Below you can see the two functions represented by green and blue arrows that, respectively, embed text and images, making sure that, in the embedding space, all the items related to cats are close to each other and far away from all the items related to dogs.
Up to now, such an embedding space had been used for the tak of action retrieval but only at a fairly coarse level. Without a good annotated dataset it wasn’t possible to retrieve very specific, fine-grained items. This changed with the appearance of the EPIC-Kitchens dataset which considers the fine-grained aspect of actions in the context of cooking (see the video clip). This allowed us to tackle the new task of ‘fine-grained action retrieval’ where we wanted to query and retrieve short videos that show very specific actions i.e. someone ‘chopping a leek’ without retrieving a video of someone ‘slicing an onion’.
Fine-grained action retrieval departs from existing action recognition work in the following ways:
- Prior work on action retrieval focused on coarse actions. Going to a deeper level makes video retrieval more realistic. People know pretty well what they’re looking for and don’t want the results to be cluttered with irrelevant files. We also handle more actions.
- Prior work on fine-grained action recognition focused on classification not retrieval. Here, the action description associated with a video clip is free form, which means that we’d also like to be able to retrieve new actions we’ve never seen before, simply by extrapolating from what we have seen. For instance, if we’ve seen a video with someone cutting a tomato and another one where someone is washing an apple, we’d like to be able to retrieve a video of someone cutting an apple.
To do this we had to ask ourselves how we could change or improve the standard embedding-based approach described earlier to be able to apply it to fine-grained action retrieval.

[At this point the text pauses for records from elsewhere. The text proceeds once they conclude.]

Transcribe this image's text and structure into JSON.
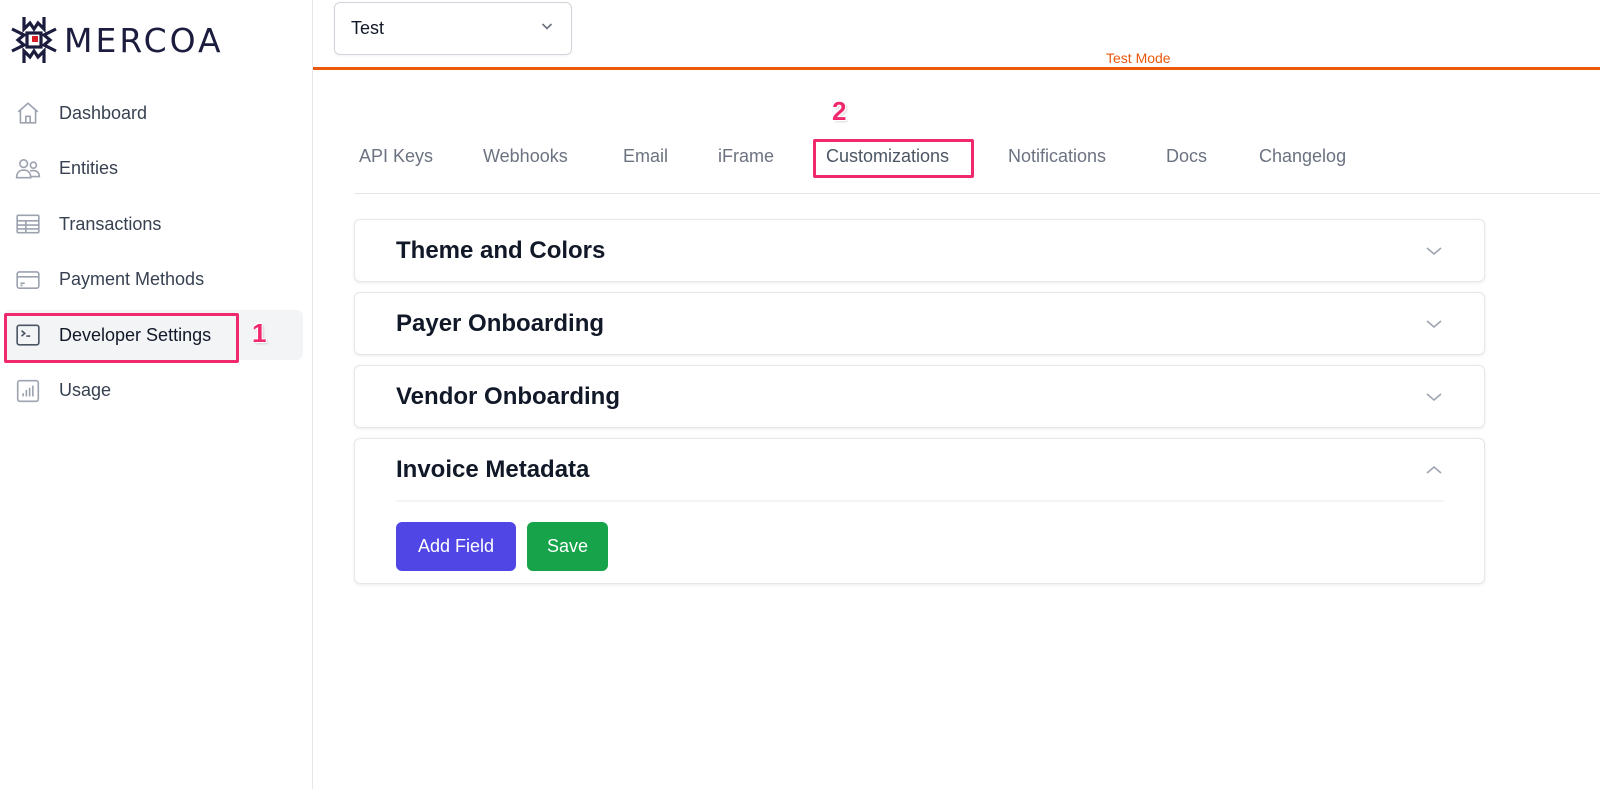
{
  "brand": {
    "name": "MERCOA",
    "accent_color": "#1b1c3e",
    "logo_dot_color": "#d91f26"
  },
  "sidebar": {
    "items": [
      {
        "label": "Dashboard",
        "icon": "home-icon",
        "active": false
      },
      {
        "label": "Entities",
        "icon": "users-icon",
        "active": false
      },
      {
        "label": "Transactions",
        "icon": "table-icon",
        "active": false
      },
      {
        "label": "Payment Methods",
        "icon": "credit-card-icon",
        "active": false
      },
      {
        "label": "Developer Settings",
        "icon": "terminal-icon",
        "active": true
      },
      {
        "label": "Usage",
        "icon": "chart-bar-icon",
        "active": false
      }
    ]
  },
  "header": {
    "environment_select": {
      "value": "Test"
    },
    "mode_label": "Test Mode",
    "mode_color": "#ea580c"
  },
  "tabs": [
    {
      "label": "API Keys",
      "active": false
    },
    {
      "label": "Webhooks",
      "active": false
    },
    {
      "label": "Email",
      "active": false
    },
    {
      "label": "iFrame",
      "active": false
    },
    {
      "label": "Customizations",
      "active": true
    },
    {
      "label": "Notifications",
      "active": false
    },
    {
      "label": "Docs",
      "active": false
    },
    {
      "label": "Changelog",
      "active": false
    }
  ],
  "sections": [
    {
      "title": "Theme and Colors",
      "expanded": false
    },
    {
      "title": "Payer Onboarding",
      "expanded": false
    },
    {
      "title": "Vendor Onboarding",
      "expanded": false
    },
    {
      "title": "Invoice Metadata",
      "expanded": true
    }
  ],
  "invoice_metadata": {
    "add_field_label": "Add Field",
    "save_label": "Save"
  },
  "annotations": {
    "step1": "1",
    "step2": "2",
    "color": "#f0286e"
  }
}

We began by considering that, quite simply, an action involves an actor, an act and a list of objects related to the act. Based on this, the idea is to extract similar types of information from the text by using a parser, whose job is to decompose a sentence into parts-of-speech such as verbs, nouns or adjectives. We then use this information to learn multiple specialized embedding spaces. For instance, an embedding space which focuses solely on verbs focuses on the act and ignores the objects: it will consider cutting apples, carrots or onions as identical, and try to embed them as close as possible, totally ignoring the object that is being cut. Similarly, an embedding space specialized for nouns will consider that peeling, cutting or washing an apple is similar.
We then build a final embedding space which summarizes the individual parts-of-speech spaces and learns to combine them in the best way. This final embedding space is the one used to perform fine-grained action retrieval. How it’s constructed can be illustrated like this:
Intuitively, splitting the text into multiple part-of-speech embedding spaces produces complementary views of the data. It also injects prior information that comes for free with the text. We think it also helps generalize across several fine-grained actions involving the same “act” – such as ‘cutting’ x,y or z – or involving the same objects – for instance all activities involving an onion (frying, slicing etc).

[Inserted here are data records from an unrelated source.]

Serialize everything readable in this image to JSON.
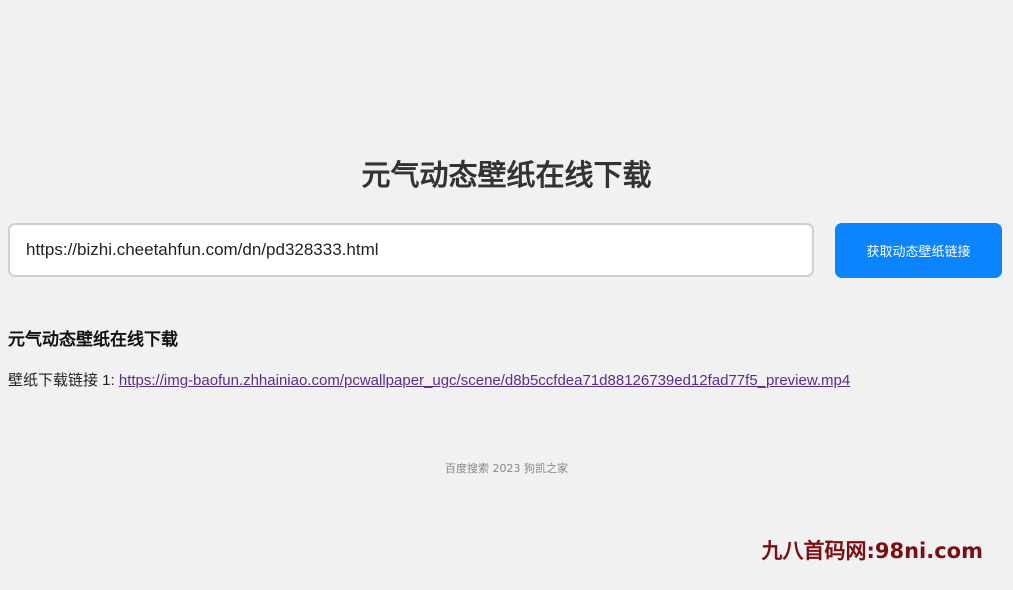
{
  "page": {
    "title": "元气动态壁纸在线下载"
  },
  "form": {
    "url_value": "https://bizhi.cheetahfun.com/dn/pd328333.html",
    "button_label": "获取动态壁纸链接"
  },
  "result": {
    "heading": "元气动态壁纸在线下载",
    "link_label": "壁纸下载链接 1: ",
    "link_url": "https://img-baofun.zhhainiao.com/pcwallpaper_ugc/scene/d8b5ccfdea71d88126739ed12fad77f5_preview.mp4"
  },
  "footer": {
    "text": "百度搜索 2023 狗凯之家"
  },
  "watermark": {
    "text": "九八首码网:98ni.com"
  },
  "colors": {
    "background": "#f1f1f1",
    "button": "#0a84ff",
    "link": "#5a2d8c",
    "watermark": "#7a0f12"
  }
}
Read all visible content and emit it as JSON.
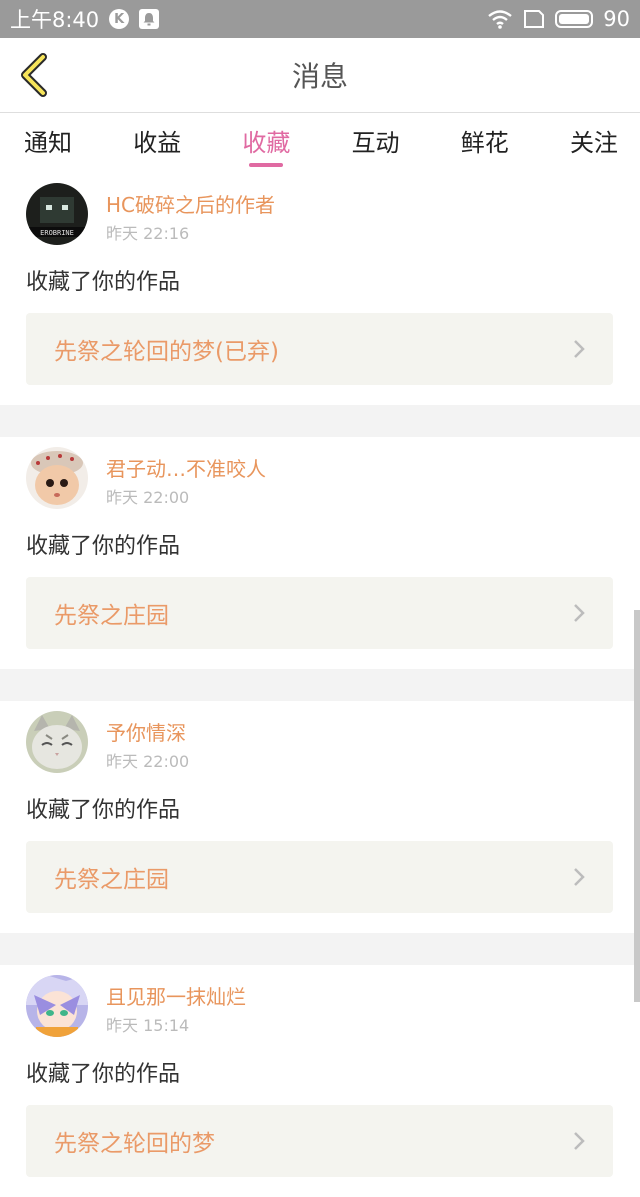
{
  "status_bar": {
    "time": "上午8:40",
    "k_badge": "K",
    "battery": "90"
  },
  "header": {
    "title": "消息"
  },
  "tabs": [
    {
      "label": "通知",
      "active": false
    },
    {
      "label": "收益",
      "active": false
    },
    {
      "label": "收藏",
      "active": true
    },
    {
      "label": "互动",
      "active": false
    },
    {
      "label": "鲜花",
      "active": false
    },
    {
      "label": "关注",
      "active": false
    }
  ],
  "messages": [
    {
      "user": "HC破碎之后的作者",
      "time": "昨天 22:16",
      "action": "收藏了你的作品",
      "work": "先祭之轮回的梦(已弃)",
      "avatar_text": "EROBRINE"
    },
    {
      "user": "君子动…不准咬人",
      "time": "昨天 22:00",
      "action": "收藏了你的作品",
      "work": "先祭之庄园"
    },
    {
      "user": "予你情深",
      "time": "昨天 22:00",
      "action": "收藏了你的作品",
      "work": "先祭之庄园"
    },
    {
      "user": "且见那一抹灿烂",
      "time": "昨天 15:14",
      "action": "收藏了你的作品",
      "work": "先祭之轮回的梦"
    }
  ],
  "colors": {
    "accent": "#e06aa2",
    "username": "#e8955c",
    "work_title": "#ea9a68",
    "status_bar": "#9a9a9a"
  }
}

To learn these multiple embedding spaces, we propose an architecture composed of several parts – an input branch for the text and an input branch for the video sequences and multiple embedding functions. These embedding functions are trained with a combination of several part-of-speech aware losses and one part-of-speech agnostic loss. The architecture is illustrated below and there are more details in the paper such as the nature of the different embedding functions and the training strategy. You’ll also find extensive experiments that show the benefit of the method compared to several baselines on two tasks: the first is the fine-grained video retrieval that we talked about earlier on the EPIC kitchen dataset, and the second is general video retrieval on the MSR-VTT dataset.